Gavin, thanks so much for taking the time. How can readers find out more about you and your work?

Anyone wishing to find out more about me and my books can find me on Goodreads, my FB author’s page and Pinterest:


Want to read more about Gavin Mills?  How about an excerpt from Dup Departs?

Dup Departs

There would be hell to pay and heads would roll. If there was one thing Ivan was sure of, it was that. A little up and coming actress did not simply snuff it and disappear into the great unknown.
There would be questions. They already probably knew she was as high as a kite when she croaked. It didn’t matter if it was an overdose or simply related. Drugs were involved and there would be questions.  

And the bitch of it all, he actually liked Rachel with her innocent eyes and victim face – and a body that turned into a machine when the right buttons were pushed with the right chemicals.
They would want to know where she got the shit. That was as obvious as the scar on his cheek, earned once when some fuckwit decided to try dance in his parade. And there were those that knew. …Like that lilly-assed excuse for a man of hers – and then there was Louanne.

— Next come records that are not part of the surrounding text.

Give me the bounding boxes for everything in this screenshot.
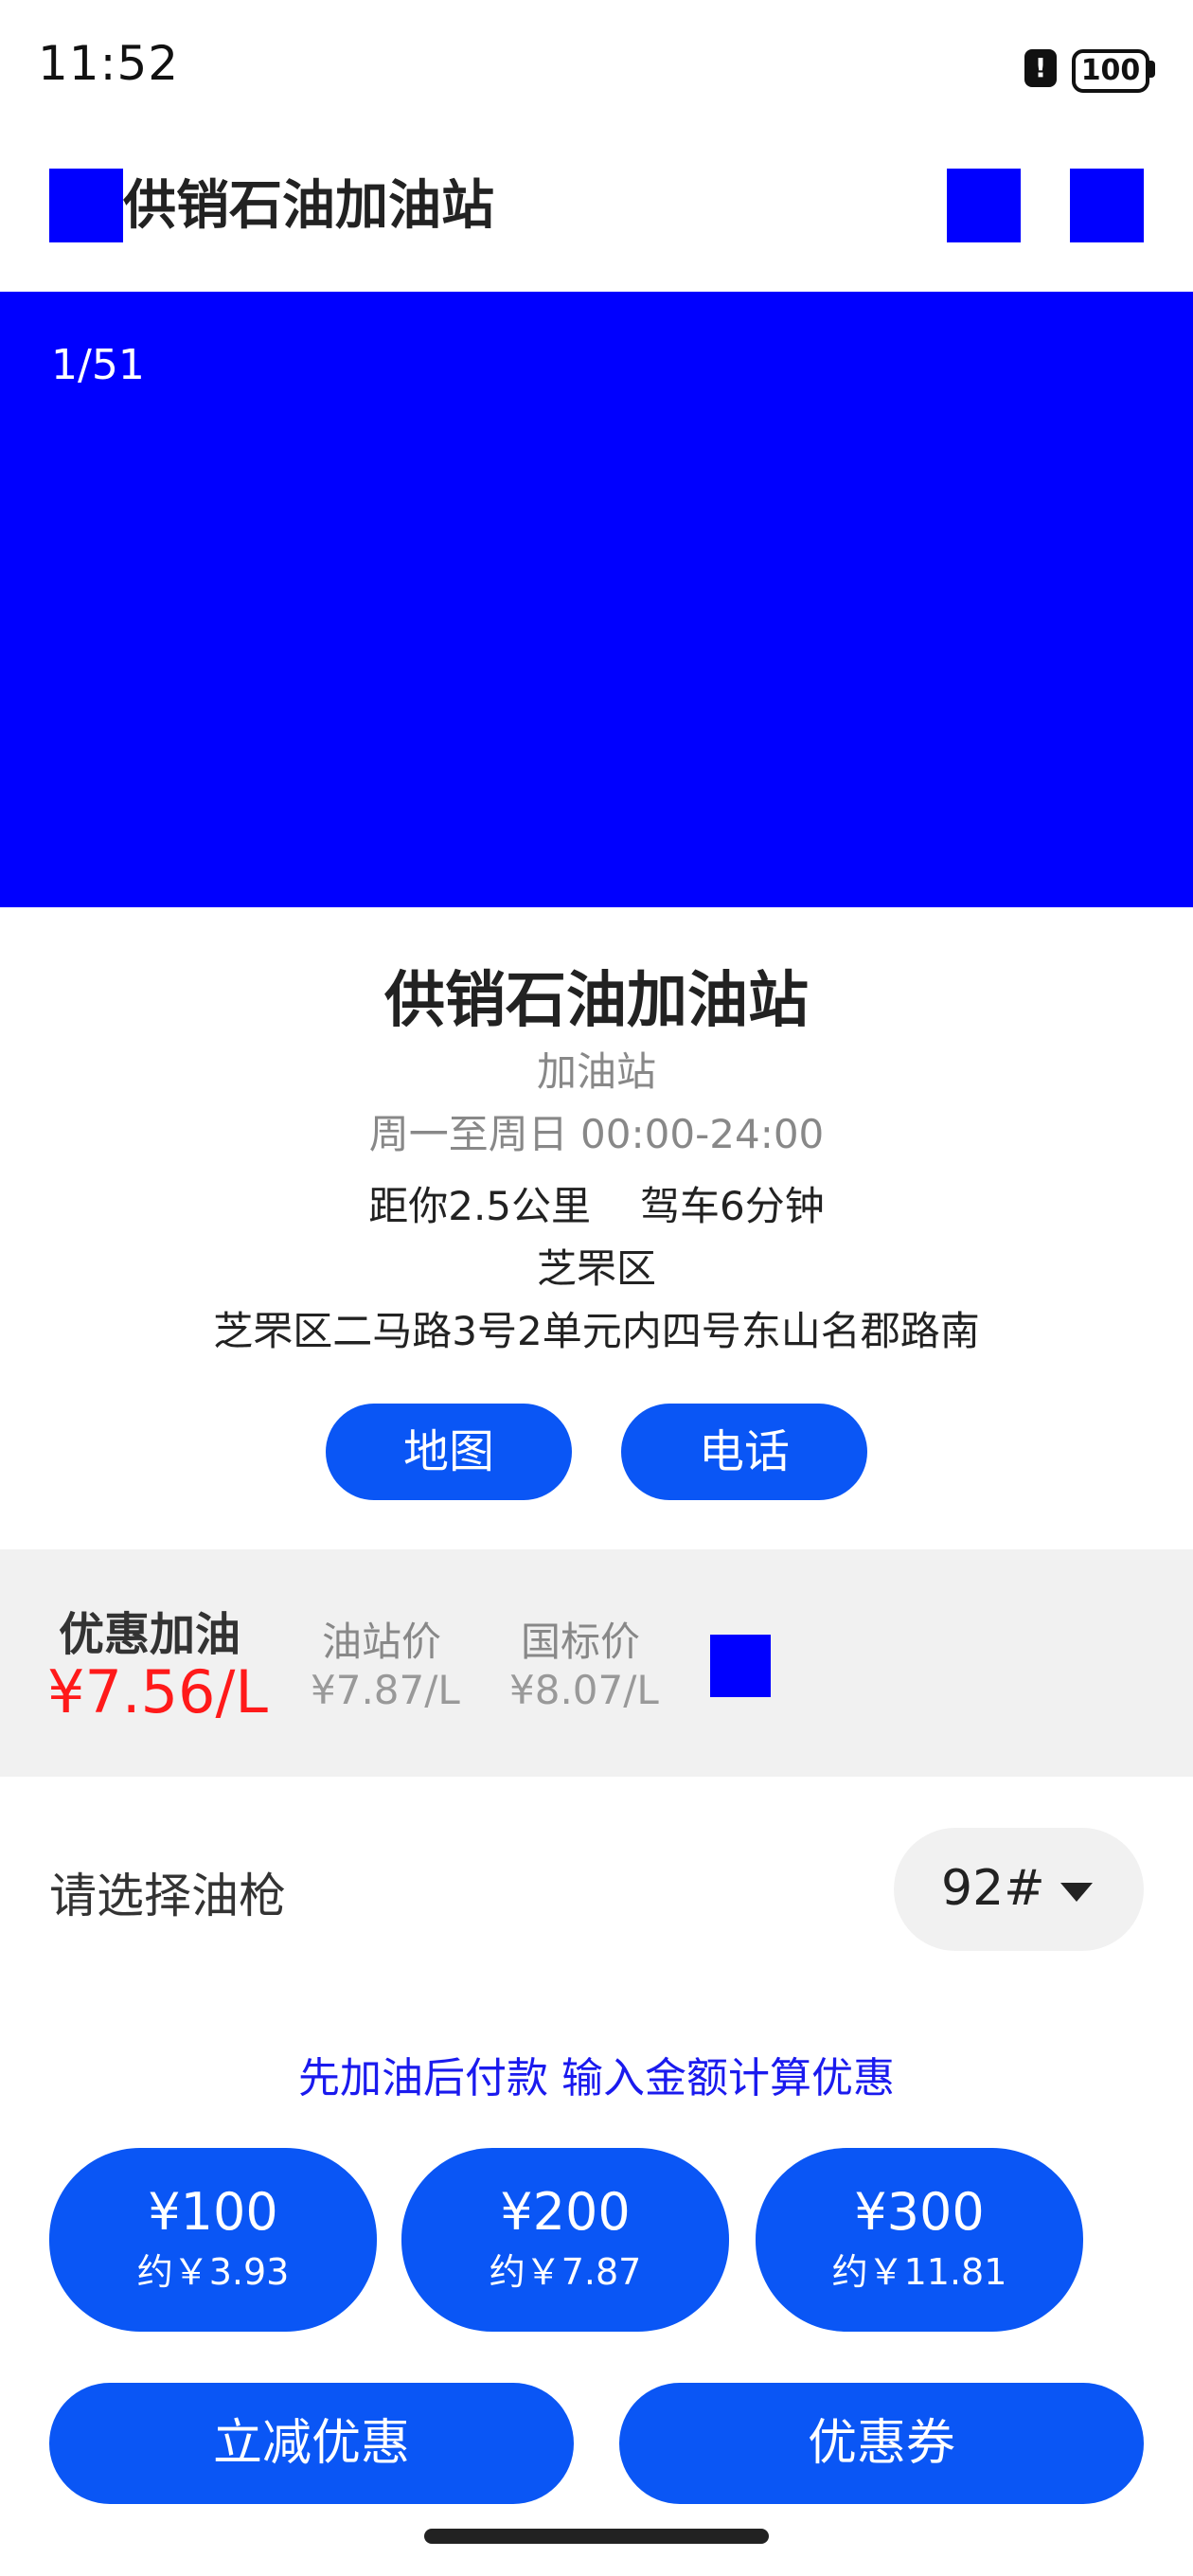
national-price-label: 国标价 — [521, 1619, 641, 1665]
amount-value: ¥300 — [854, 2182, 985, 2242]
back-icon[interactable] — [49, 169, 123, 242]
page-title: 供销石油加油站 — [123, 175, 494, 237]
amount-button-100[interactable]: ¥100 约￥3.93 — [49, 2148, 377, 2332]
coupon-button[interactable]: 优惠券 — [619, 2383, 1144, 2504]
station-hours: 周一至周日 00:00-24:00 — [368, 1111, 825, 1157]
station-drive-time: 驾车6分钟 — [640, 1183, 825, 1229]
instant-discount-button[interactable]: 立减优惠 — [49, 2383, 574, 2504]
banner-counter: 1/51 — [51, 341, 145, 389]
station-type: 加油站 — [536, 1048, 656, 1095]
amount-discount: 约￥11.81 — [831, 2251, 1007, 2293]
amount-discount: 约￥7.87 — [489, 2251, 642, 2293]
discount-price-value: ¥7.56/L — [47, 1657, 268, 1726]
home-indicator[interactable] — [424, 2529, 769, 2544]
amount-button-200[interactable]: ¥200 约￥7.87 — [401, 2148, 729, 2332]
station-district: 芝罘区 — [536, 1245, 656, 1292]
amount-button-300[interactable]: ¥300 约￥11.81 — [756, 2148, 1083, 2332]
alert-icon: ! — [1024, 49, 1057, 87]
battery-cap — [1149, 61, 1155, 78]
gun-dropdown-value[interactable]: 92# — [941, 1860, 1045, 1917]
amount-value: ¥200 — [500, 2182, 631, 2242]
promo-text[interactable]: 先加油后付款 输入金额计算优惠 — [0, 2044, 1193, 2104]
phone-button[interactable]: 电话 — [621, 1404, 867, 1500]
station-price-label: 油站价 — [322, 1619, 442, 1665]
discount-price-label: 优惠加油 — [59, 1608, 241, 1661]
amount-discount: 约￥3.93 — [136, 2251, 290, 2293]
station-distance: 距你2.5公里 — [368, 1183, 592, 1229]
station-address: 芝罘区二马路3号2单元内四号东山名郡路南 — [213, 1308, 980, 1354]
station-distance-row: 距你2.5公里 驾车6分钟 — [0, 1174, 1193, 1232]
battery-icon: 100 — [1072, 49, 1149, 93]
more-icon[interactable] — [1070, 169, 1144, 242]
national-price-value: ¥8.07/L — [509, 1667, 659, 1713]
station-name: 供销石油加油站 — [384, 966, 809, 1036]
info-icon[interactable] — [710, 1635, 771, 1697]
share-icon[interactable] — [947, 169, 1021, 242]
caret-down-icon[interactable] — [1060, 1883, 1093, 1902]
photo-banner[interactable] — [0, 292, 1193, 907]
amount-value: ¥100 — [148, 2182, 278, 2242]
station-price-value: ¥7.87/L — [311, 1667, 460, 1713]
map-button[interactable]: 地图 — [326, 1404, 572, 1500]
gun-select-label: 请选择油枪 — [49, 1869, 286, 1923]
status-time: 11:52 — [38, 36, 180, 91]
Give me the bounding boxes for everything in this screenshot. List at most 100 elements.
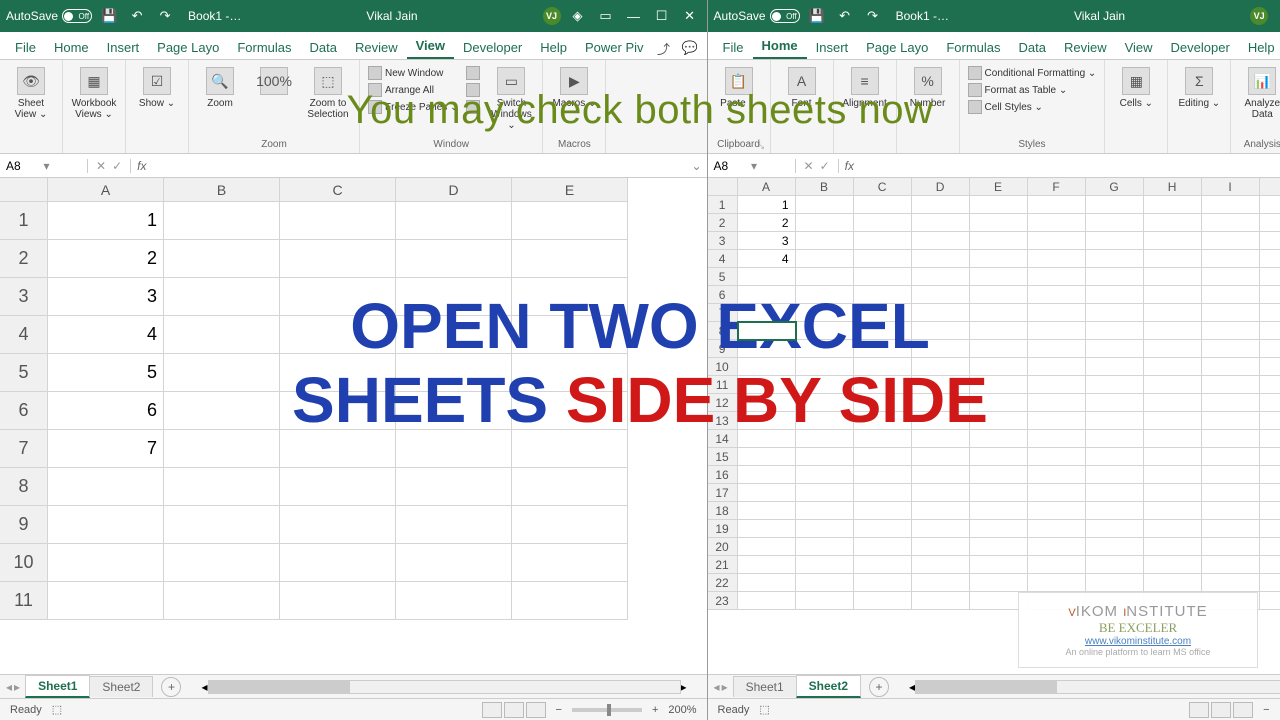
tab-file[interactable]: File xyxy=(714,36,753,59)
cell[interactable] xyxy=(912,430,970,448)
cell[interactable]: 5 xyxy=(48,354,164,392)
cell[interactable] xyxy=(1260,340,1280,358)
cell[interactable] xyxy=(912,232,970,250)
cell[interactable] xyxy=(796,376,854,394)
cell[interactable] xyxy=(854,448,912,466)
row-header[interactable]: 12 xyxy=(708,394,738,412)
cell[interactable] xyxy=(48,544,164,582)
row-header[interactable]: 20 xyxy=(708,538,738,556)
cell[interactable] xyxy=(396,582,512,620)
row-header[interactable]: 17 xyxy=(708,484,738,502)
tab-review[interactable]: Review xyxy=(1055,36,1116,59)
cell[interactable] xyxy=(1260,250,1280,268)
cell[interactable] xyxy=(512,240,628,278)
tab-home[interactable]: Home xyxy=(45,36,98,59)
number-group-button[interactable]: %Number xyxy=(903,63,953,109)
hide-button[interactable] xyxy=(464,82,482,98)
cell[interactable] xyxy=(738,394,796,412)
cell[interactable] xyxy=(912,412,970,430)
cell[interactable] xyxy=(1144,196,1202,214)
cell[interactable] xyxy=(912,250,970,268)
add-sheet-button[interactable]: + xyxy=(869,677,889,697)
cell[interactable] xyxy=(912,394,970,412)
cell[interactable] xyxy=(512,354,628,392)
cell[interactable] xyxy=(1086,484,1144,502)
cell[interactable] xyxy=(1260,394,1280,412)
cell[interactable] xyxy=(396,544,512,582)
cell[interactable] xyxy=(912,196,970,214)
cell[interactable] xyxy=(970,214,1028,232)
cell[interactable] xyxy=(280,468,396,506)
cell[interactable] xyxy=(738,304,796,322)
cell[interactable] xyxy=(1086,538,1144,556)
cell[interactable] xyxy=(970,520,1028,538)
cell[interactable] xyxy=(912,502,970,520)
row-header[interactable]: 7 xyxy=(0,430,48,468)
cell[interactable] xyxy=(1028,196,1086,214)
cell[interactable] xyxy=(738,430,796,448)
hscrollbar[interactable] xyxy=(208,680,681,694)
row-header[interactable]: 2 xyxy=(0,240,48,278)
page-layout-view-button[interactable] xyxy=(504,702,524,718)
cell[interactable] xyxy=(854,268,912,286)
cell[interactable] xyxy=(164,506,280,544)
cell[interactable] xyxy=(738,376,796,394)
cell[interactable] xyxy=(1260,232,1280,250)
save-icon[interactable]: 💾 xyxy=(806,5,828,27)
cell[interactable] xyxy=(1260,502,1280,520)
cell[interactable] xyxy=(164,202,280,240)
cell[interactable] xyxy=(796,448,854,466)
cell[interactable] xyxy=(854,214,912,232)
cell[interactable] xyxy=(1260,592,1280,610)
row-header[interactable]: 7 xyxy=(708,304,738,322)
sheet-tab-sheet2[interactable]: Sheet2 xyxy=(796,675,861,698)
cell[interactable] xyxy=(1202,376,1260,394)
cell[interactable] xyxy=(854,520,912,538)
cell[interactable] xyxy=(1028,286,1086,304)
cell[interactable] xyxy=(1260,448,1280,466)
select-all-corner[interactable] xyxy=(0,178,48,202)
cell[interactable] xyxy=(970,232,1028,250)
cells-button[interactable]: ▦Cells ⌄ xyxy=(1111,63,1161,109)
column-header[interactable]: I xyxy=(1202,178,1260,196)
cell[interactable] xyxy=(912,574,970,592)
row-header[interactable]: 10 xyxy=(708,358,738,376)
cell[interactable] xyxy=(1086,358,1144,376)
cell[interactable] xyxy=(1028,376,1086,394)
row-header[interactable]: 10 xyxy=(0,544,48,582)
select-all-corner[interactable] xyxy=(708,178,738,196)
cell[interactable] xyxy=(1260,358,1280,376)
clipboard-launcher-icon[interactable]: ⤡ xyxy=(758,141,768,151)
cell[interactable] xyxy=(164,392,280,430)
column-header[interactable]: J xyxy=(1260,178,1280,196)
cell[interactable] xyxy=(796,286,854,304)
tab-view[interactable]: View xyxy=(1116,36,1162,59)
column-header[interactable]: B xyxy=(796,178,854,196)
cell[interactable] xyxy=(1260,376,1280,394)
cell[interactable] xyxy=(970,304,1028,322)
cell[interactable] xyxy=(738,358,796,376)
cell[interactable] xyxy=(1144,574,1202,592)
hscrollbar[interactable] xyxy=(915,680,1280,694)
cell[interactable] xyxy=(1260,196,1280,214)
cell[interactable] xyxy=(1086,268,1144,286)
cell[interactable] xyxy=(1202,214,1260,232)
cell[interactable] xyxy=(164,468,280,506)
sheet-nav-prev-icon[interactable]: ◂ xyxy=(6,680,12,694)
cell[interactable] xyxy=(1144,484,1202,502)
row-header[interactable]: 4 xyxy=(708,250,738,268)
cell[interactable] xyxy=(912,286,970,304)
cell[interactable] xyxy=(854,538,912,556)
cell-grid[interactable]: ABCDE11223344556677891011 xyxy=(0,178,707,674)
row-header[interactable]: 5 xyxy=(708,268,738,286)
cell[interactable] xyxy=(48,506,164,544)
row-header[interactable]: 3 xyxy=(708,232,738,250)
cell[interactable] xyxy=(1144,556,1202,574)
cell[interactable] xyxy=(1086,502,1144,520)
cell[interactable] xyxy=(970,466,1028,484)
cell[interactable] xyxy=(396,354,512,392)
cell[interactable] xyxy=(1086,250,1144,268)
cell[interactable] xyxy=(854,340,912,358)
cell[interactable] xyxy=(738,268,796,286)
cell[interactable] xyxy=(512,202,628,240)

Louanne. Now that was a piece of meat he would like to fuck. Take those leathers of hers and tie her up, and ride her like a biker bitch should be ridden.  Anyway. What of it. It wasn’t his fault. Sure he went around. And sure they partied. But hey, there’s a limit, even in Poland. When he left, she was still alive. Not his indaba as they said in this fucked up place.

But times of turmoil were good for his trade. Business wasn’t where everyone was happy and full of the joys of spring. It happened where there was too much stress, too many problems. …Too much money. And in the right circles where he played, there was more than enough of all, in spades.